Tous les pouvoirs autoritaires se défieront de la Garde nationale ; ils n'oseront pas la supprimer mais tenteront souvent de la domestiquer. Napoléon veut l'intégrer à l'Armée impériale. Pendant les Cent-Jours, elle assurera avec succès la protection des places fortes qui lui est confiée face à l'invasion étrangère. Il est vrai que d'autres comportements furent moins glorieux : la Garde nationale bordelaise, elle, a suivi dès 1814 le maire Lynch lequel, quelques mois après avoir juré fidélité à l'Empereur, se rendait le 12 mars au devant les troupes anglaises de Beresford pour leur remettre les clés de la ville. A la Restauration, le Comte d'Artois entre dans Paris en uniforme de garde national, mais, devenu Charles X, il va dissoudre la Garde parisienne et se méfier en permanence de ces villes manufacturières qui, souvent, portent des ouvriers aux postes d'officiers au détriment des patrons. Louis-Philippe affirme que le soutien de la Garde nationale lui est plus précieux que le sacre de Reims, bien que, désorganisée, elle ait peu participé, en juillet 1830, aux Trois Glorieuses. Sous la monarchie de Juillet, la Garde nationale poursuit son histoire : à Lyon, en 1831, contre les Canuts, à peine 500 gardes nationaux sur 15 000 se présentent pour maintenir l'ordre, bien d'autres se retrouvent dans le camp de l'insurrection.

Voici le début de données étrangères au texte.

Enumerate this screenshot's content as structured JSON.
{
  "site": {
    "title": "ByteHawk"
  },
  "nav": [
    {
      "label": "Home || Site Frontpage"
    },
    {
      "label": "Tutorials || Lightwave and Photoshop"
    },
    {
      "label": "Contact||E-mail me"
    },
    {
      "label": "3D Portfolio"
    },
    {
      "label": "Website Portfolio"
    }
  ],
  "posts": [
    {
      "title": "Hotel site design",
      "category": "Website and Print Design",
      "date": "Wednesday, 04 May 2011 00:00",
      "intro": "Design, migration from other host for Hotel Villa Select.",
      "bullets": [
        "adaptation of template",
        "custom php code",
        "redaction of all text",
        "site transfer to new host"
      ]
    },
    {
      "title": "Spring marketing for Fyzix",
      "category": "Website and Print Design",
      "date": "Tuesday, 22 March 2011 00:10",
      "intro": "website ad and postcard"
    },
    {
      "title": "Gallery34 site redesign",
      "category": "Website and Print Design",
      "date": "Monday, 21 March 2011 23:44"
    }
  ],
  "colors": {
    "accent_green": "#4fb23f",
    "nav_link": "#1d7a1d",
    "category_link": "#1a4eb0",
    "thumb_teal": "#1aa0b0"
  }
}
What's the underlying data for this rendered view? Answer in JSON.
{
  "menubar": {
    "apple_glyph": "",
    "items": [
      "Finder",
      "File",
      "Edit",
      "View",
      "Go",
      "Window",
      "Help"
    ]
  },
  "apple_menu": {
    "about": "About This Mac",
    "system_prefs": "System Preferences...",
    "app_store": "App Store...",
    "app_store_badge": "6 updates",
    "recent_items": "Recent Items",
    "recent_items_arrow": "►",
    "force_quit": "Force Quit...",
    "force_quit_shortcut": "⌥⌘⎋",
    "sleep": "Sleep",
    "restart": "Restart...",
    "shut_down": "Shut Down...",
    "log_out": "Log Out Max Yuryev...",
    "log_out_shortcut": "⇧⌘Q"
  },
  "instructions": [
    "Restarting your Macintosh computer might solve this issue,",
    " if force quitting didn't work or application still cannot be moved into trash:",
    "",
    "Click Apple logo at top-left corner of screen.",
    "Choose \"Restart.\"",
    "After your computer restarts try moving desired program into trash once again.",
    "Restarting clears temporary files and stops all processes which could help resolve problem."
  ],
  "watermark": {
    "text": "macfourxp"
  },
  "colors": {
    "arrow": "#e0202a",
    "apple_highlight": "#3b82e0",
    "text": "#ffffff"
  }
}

En février 1848, la Garde nationale participe à la chute de Louis-Philippe. En juin, les ouvriers qui y ont eux aussi largement contribué se révoltent contre la suppression des Ateliers nationaux et la misère ; ils sont rejoints par les Gardes nationales des quartiers populaires tandis que les Gardes nationales des « bons quartiers » se joignent à l'armée dans la répression. C'est ici sans doute que l'on va trouver le modèle de la pseudo-garde nationale de Hollande : une « Garde mobile » hâtivement constituée pour assurer le sale boulot dont ne voulaient pas les bataillons des quartiers riches et où l'on amalgame jeunes gens désoeuvrés et amers, repris de justice, déserteurs, etc. tout ce lumpenprolétariat dont parlent Marx et Engels dans Les luttes de classes en France attiré par le gain et la violence. Bref une vieille tactique de la bourgeoisie : dresser et organiser une fraction du peuple contre le peuple lui-même. Même les « bonnes gens » s'effrayèrent de leur férocité répressive, tortures, exécutions, viols... Une option pour les jeunes des « quartiers » d'aujourd'hui ?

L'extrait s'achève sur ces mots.